The regulation of the cryptocurrency sector is becoming stronger in Asia and Hong Kong is the latest country set to tighten its regulation of the industry.
Cryptocurrency laws to be tightened by authorities
The Securities and Exchange Commission of the country (SCF) has concluded plans to tighten the less-stringent cryptocurrency regulations as they look to combat issues such as crypto-crime and money laundering.
Hong Kong at the moment has one of the least stringent cryptocurrency rules in Asia but is now set to follow the footsteps of mainland China and put in place rules that will properly regulate the crypto sector. Hong Kong is regarded as the financial center of Asia and one of the leading financial hubs in the world, thus it is not surprising that the SFC is set to enforce better cryptocurrency laws especially the ICO sector that has presented problems to both investors and regulators over the past few months.

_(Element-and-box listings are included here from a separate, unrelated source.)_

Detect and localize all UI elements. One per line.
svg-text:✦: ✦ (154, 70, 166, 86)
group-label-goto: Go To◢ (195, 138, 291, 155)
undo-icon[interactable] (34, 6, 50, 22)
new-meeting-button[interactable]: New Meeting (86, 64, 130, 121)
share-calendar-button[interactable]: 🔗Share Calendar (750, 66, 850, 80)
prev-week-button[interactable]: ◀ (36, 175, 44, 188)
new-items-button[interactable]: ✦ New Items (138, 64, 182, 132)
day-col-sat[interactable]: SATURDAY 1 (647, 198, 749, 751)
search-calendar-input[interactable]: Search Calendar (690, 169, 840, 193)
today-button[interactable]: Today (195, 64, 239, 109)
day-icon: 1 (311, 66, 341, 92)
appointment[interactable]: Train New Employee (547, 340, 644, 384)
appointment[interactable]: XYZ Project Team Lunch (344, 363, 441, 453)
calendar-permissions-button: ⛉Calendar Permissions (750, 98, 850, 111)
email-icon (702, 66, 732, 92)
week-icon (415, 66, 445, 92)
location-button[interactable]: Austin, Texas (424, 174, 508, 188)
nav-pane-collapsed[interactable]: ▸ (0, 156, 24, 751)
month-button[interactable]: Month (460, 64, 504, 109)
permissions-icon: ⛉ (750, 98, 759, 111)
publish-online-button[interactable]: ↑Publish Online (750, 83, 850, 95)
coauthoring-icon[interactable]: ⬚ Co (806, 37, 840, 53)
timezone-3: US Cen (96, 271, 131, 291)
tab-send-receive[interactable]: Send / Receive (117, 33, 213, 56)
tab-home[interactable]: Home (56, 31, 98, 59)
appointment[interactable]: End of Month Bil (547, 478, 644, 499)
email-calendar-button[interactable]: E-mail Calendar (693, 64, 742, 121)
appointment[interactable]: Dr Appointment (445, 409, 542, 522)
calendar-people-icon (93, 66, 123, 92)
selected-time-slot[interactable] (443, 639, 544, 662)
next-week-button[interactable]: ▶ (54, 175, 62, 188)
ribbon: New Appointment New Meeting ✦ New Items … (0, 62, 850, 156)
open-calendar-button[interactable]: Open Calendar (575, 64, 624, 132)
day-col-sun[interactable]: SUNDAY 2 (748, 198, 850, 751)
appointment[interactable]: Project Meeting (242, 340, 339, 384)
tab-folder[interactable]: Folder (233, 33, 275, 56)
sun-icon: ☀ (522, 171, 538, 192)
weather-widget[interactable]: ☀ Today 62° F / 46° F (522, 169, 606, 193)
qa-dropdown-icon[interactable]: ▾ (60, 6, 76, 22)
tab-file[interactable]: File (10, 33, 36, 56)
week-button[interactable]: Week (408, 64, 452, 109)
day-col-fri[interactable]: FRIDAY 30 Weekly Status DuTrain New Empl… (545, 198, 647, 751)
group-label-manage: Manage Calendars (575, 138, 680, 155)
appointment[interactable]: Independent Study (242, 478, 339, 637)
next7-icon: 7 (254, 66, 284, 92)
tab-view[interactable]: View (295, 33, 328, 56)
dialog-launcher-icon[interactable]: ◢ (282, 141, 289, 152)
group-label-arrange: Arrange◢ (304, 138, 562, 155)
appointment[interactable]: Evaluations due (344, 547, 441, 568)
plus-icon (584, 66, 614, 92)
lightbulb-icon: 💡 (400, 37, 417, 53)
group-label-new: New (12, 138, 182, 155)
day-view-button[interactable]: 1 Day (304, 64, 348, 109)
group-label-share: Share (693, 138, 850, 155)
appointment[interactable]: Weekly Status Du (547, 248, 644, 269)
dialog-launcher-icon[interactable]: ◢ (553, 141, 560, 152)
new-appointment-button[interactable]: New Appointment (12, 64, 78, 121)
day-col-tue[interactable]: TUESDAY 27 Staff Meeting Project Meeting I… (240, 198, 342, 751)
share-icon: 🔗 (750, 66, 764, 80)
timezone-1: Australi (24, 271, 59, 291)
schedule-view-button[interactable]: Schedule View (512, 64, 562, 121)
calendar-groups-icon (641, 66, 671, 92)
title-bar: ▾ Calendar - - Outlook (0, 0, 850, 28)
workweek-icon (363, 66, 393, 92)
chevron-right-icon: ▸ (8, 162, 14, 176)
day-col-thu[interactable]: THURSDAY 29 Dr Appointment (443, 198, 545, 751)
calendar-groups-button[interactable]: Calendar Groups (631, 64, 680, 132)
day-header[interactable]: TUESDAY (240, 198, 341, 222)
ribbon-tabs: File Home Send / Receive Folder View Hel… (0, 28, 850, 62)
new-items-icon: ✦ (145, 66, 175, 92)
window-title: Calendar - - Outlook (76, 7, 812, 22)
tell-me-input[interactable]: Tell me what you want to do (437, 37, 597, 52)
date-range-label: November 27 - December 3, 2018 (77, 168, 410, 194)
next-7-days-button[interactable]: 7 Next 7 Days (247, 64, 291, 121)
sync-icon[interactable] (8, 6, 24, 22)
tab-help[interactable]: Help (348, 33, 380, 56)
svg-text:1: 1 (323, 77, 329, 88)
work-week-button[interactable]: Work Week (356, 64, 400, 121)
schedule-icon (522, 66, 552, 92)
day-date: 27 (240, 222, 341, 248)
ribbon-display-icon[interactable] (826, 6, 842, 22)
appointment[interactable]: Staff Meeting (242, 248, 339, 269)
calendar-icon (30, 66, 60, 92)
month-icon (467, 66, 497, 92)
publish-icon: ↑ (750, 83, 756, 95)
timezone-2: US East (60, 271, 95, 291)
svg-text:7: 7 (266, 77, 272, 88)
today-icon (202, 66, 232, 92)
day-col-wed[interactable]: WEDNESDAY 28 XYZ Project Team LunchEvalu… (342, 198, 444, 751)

The Chinese government has banned most cryptocurrency activities in the country which led to some of the companies moving to Hong Kong. The entry of crypto and blockchain companies into Hong Kong has made it necessary for regulators in the region to put together more stringent laws. The SCF pointed out that investment funds that hold 10% or more of digital assets will be required to obtain a license. They added that the investment funds will only be allowed to sell their products to professional investors and not the regular ones.
SCF is planning to put together a voluntary scheme that would require crypto exchanges to test their digital assets before they decide if they need to obtain a license or not. This move is dubbed as “temporary regulatory sandbox” and is aimed at making it easier for exchanges to decide if they want to move forward or not.
Hong Kong regulators talking about regulations for months
This latest development doesn’t come as a surprise to many as the SCF has been talking about bringing tighter regulations to the crypto industry in Hong Kong. Back in February, the regulator issued a warning to seven cryptocurrency exchanges after receiving complaints from investors. With the regulations to be put in place, Hong Kong is set to follow the footsteps of leading economies like China, Switzerland, South Korea, Japan, and others who are also rolling out regulations for the new industry.
Market experts believe that tightening the cryptocurrency laws will help safeguard investors and help in the growth of the industry. However, some experts don’t believe that. Daiwa Institute of Research professional Daisuke Yasaku is of the view that tighter regulations will be a bad thing for Hong Kong. He stated that “The cost of regulations will be high. The requirements of the SFC initiative may prove too burdensome for some operators.”